Criticism is a good thing, but if Congress has its way, the right to leave negative reviews will soon be federally protected.

Earlier this month, Congressmen Joe Kennedy (D-Mass.) and Leonard Lance (R-N.J.) proved that America, even in the home stretch of another divisive election season, can agree on at least one thing: Yelp reviews, or, more broadly, a consumer’s right to leave negative reviews.

The bill, similar to a piece of Senate legislation passed last year, would give the Federal Trade Commission the authority to ban business contracts for establishments that bar negative reviews from being published on websites like Yelp and TripAdvisor.

The differences between the two versions of the bill still need to be reconciled before reaching the Oval Office, but if its bipartisan support is any indicator, companies will no longer be able to suppress negative customer reviews, but that isn’t as daunting as it sounds.

Review publication is a great way to give your customers a snapshot of your company, but your review management reveals just as much about the transparency of your business model.


Here are some tips to help you optimize the effectiveness of your company reviews:

Erase the Illusion of Perfection: 

An unblemished record of five-star reviews can be suspect to prospective customers. There are too many customers with too many unique opinions and expectations. Including a wide range of positive and negative reviews will reflect the natural variance of opinion that comes with anything, not just purchasing decisions.

Bigger Review Samples: 

A five-star aggregate rating doesn’t mean much when it’s based on one or two reviews. Before your customers even start reading individual feedback, they’ll likely gauge your aggregate score against the sample size to assess the relevance of your review section. More reviews mean more clients, which suggests that your business is a go-to establishment within your industry. Plus, one-off negative reviews don’t hurt your aggregate score as much when surrounded by a consensus of positive feedback.

Trust Your Customers: 

Most customers aren’t impulsive enough to leave your site after seeing one low-star review. In fact, customers appreciate companies that don’t hide their areas of improvement. It demonstrates that your business is always refining its products or service. Most customers won’t take a poor review at face value; instead they’ll assess the context of the reviewer’s issue and decide if it’s a legitimate criticism, because the Internet isn’t always the most measured place.
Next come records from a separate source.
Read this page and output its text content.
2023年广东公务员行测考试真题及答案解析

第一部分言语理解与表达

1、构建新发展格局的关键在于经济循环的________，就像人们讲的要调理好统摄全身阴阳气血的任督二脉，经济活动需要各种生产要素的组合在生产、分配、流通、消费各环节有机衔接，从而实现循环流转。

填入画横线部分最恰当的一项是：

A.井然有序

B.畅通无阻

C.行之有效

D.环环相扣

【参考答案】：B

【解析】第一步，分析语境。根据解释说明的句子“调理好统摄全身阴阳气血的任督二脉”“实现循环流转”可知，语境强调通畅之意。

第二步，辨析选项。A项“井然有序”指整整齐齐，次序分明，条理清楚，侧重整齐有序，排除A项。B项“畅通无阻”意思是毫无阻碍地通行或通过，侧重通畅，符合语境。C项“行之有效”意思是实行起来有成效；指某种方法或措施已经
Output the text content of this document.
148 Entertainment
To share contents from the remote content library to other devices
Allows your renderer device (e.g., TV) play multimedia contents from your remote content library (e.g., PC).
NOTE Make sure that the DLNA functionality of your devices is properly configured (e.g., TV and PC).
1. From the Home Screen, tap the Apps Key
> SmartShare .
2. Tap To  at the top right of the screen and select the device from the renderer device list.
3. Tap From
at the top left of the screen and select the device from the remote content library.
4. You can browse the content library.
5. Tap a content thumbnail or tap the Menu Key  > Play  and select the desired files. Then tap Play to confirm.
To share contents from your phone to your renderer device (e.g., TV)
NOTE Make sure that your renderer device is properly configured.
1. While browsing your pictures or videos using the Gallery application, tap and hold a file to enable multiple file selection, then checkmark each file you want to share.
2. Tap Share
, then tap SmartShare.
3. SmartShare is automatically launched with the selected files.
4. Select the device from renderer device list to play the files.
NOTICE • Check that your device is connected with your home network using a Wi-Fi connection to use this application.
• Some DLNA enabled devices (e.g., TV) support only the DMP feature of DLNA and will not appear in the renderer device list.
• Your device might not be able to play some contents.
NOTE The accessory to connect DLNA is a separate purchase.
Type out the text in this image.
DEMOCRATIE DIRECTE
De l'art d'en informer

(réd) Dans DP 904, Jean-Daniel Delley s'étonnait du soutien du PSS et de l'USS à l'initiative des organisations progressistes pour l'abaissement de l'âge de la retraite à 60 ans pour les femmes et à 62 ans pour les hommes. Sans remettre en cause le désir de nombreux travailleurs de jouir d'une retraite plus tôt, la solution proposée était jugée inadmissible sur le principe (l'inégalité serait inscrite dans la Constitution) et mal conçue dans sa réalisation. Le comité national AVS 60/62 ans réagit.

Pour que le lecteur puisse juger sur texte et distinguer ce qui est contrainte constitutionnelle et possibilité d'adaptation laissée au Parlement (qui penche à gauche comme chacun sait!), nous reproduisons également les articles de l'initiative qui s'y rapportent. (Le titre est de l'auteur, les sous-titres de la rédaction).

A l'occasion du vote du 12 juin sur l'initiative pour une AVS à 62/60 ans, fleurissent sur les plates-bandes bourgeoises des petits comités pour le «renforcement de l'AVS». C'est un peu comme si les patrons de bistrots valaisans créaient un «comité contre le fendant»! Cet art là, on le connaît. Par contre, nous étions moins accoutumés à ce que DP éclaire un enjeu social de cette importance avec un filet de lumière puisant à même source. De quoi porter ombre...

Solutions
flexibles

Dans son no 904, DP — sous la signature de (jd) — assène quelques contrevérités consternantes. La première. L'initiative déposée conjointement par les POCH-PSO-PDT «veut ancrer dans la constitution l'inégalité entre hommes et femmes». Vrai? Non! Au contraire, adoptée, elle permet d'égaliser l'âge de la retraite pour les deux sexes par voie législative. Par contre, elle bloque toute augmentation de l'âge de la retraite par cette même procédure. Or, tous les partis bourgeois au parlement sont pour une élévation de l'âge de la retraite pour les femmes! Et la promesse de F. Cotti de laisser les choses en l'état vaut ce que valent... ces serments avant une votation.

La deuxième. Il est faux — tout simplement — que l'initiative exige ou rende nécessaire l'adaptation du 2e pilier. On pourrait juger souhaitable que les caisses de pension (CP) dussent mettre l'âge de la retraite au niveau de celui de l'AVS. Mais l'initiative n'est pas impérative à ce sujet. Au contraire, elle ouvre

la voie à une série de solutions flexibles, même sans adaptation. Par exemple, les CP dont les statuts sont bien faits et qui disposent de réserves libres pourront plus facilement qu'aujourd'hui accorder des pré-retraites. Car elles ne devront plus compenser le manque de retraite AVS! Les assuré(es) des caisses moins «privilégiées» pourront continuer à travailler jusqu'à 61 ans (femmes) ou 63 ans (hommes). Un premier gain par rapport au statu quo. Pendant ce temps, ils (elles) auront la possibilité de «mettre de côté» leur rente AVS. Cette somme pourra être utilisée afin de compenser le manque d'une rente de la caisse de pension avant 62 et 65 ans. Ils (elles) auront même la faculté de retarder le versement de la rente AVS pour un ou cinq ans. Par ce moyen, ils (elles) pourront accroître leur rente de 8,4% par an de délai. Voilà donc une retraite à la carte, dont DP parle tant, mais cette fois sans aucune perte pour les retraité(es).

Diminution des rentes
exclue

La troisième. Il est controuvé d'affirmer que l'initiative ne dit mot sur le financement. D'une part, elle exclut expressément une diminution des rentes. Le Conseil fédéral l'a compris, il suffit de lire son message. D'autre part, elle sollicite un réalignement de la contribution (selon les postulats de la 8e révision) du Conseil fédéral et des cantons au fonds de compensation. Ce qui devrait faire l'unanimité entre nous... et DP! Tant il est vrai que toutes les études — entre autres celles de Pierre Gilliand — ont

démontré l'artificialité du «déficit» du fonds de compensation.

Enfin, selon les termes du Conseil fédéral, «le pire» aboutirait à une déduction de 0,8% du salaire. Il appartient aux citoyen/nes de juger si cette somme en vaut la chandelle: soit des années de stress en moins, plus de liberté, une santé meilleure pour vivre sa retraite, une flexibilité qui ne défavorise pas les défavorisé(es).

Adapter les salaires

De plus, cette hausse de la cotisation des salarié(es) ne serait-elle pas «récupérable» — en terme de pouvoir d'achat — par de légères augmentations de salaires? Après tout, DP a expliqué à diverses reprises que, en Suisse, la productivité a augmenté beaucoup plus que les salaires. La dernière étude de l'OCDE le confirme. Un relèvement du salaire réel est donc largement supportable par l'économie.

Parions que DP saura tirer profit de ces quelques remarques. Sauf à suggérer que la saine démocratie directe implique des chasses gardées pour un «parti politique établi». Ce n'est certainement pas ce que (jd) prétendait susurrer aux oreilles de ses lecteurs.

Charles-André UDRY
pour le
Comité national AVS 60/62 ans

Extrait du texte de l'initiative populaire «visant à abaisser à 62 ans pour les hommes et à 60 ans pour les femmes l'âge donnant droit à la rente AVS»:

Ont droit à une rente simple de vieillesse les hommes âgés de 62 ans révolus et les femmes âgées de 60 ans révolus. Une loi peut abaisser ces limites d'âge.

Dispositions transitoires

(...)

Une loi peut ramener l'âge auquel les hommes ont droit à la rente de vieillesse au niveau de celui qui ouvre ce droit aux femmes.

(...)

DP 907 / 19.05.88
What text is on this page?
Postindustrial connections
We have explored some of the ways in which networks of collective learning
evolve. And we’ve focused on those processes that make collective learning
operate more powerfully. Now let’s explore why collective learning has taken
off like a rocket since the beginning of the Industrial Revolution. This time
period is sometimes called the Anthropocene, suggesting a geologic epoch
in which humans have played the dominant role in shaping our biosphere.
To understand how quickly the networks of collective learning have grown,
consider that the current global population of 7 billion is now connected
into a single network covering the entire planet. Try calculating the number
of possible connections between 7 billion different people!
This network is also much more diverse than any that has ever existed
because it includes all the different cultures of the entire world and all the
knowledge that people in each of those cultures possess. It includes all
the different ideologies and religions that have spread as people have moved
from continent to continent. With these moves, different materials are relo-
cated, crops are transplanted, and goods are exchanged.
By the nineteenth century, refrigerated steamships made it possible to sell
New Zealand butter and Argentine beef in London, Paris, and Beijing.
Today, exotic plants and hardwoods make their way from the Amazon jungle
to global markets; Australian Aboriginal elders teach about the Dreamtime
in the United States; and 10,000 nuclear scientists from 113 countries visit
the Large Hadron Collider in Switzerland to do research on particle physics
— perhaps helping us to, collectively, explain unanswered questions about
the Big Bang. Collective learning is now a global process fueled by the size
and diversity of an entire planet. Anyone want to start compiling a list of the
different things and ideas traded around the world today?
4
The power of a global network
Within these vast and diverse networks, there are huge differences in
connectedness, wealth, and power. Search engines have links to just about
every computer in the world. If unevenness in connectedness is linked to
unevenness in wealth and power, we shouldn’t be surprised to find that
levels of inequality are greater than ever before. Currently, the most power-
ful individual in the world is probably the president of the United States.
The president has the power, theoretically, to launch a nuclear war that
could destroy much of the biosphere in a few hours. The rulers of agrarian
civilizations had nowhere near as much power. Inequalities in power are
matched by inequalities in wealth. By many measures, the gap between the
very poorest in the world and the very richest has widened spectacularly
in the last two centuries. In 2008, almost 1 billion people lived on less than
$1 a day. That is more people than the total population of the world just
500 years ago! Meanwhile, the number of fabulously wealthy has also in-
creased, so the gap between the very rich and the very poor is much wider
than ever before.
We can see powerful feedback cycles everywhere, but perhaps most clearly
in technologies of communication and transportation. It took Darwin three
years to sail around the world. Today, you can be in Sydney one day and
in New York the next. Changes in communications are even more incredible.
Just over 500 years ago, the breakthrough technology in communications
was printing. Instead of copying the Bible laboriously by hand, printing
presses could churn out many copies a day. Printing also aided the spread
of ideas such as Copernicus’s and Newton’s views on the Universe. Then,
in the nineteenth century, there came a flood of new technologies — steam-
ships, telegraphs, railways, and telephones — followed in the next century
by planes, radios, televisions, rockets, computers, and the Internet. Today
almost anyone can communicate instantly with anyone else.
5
As a Spectrum partner, you already possess a full array of innovative reputation management tools. Stay in front of your published, external, and archived reviews with your Reviews Manager admin tool. You can also track how you incentivize customers to submit their reviews, should you be looking to boost your review sample size.

Your business is constantly evolving, and that growth should be informed by the feedback you receive from your customers. The only way to do that is to create a significant pool of customer opinions, and the only way to do that is to invite all voices to the conversation, even when what is said isn’t positive.

Don’t be afraid of the customer review. Collect and log as many as possible. Every positive one affirms what your business is doing right while every negative one is an opportunity for improvement. Meanwhile, your potential customers receive a more transparent representation of what you can offer, which means they’ll come to you ready to do business as opposed to trying to figure out if your company is right for them.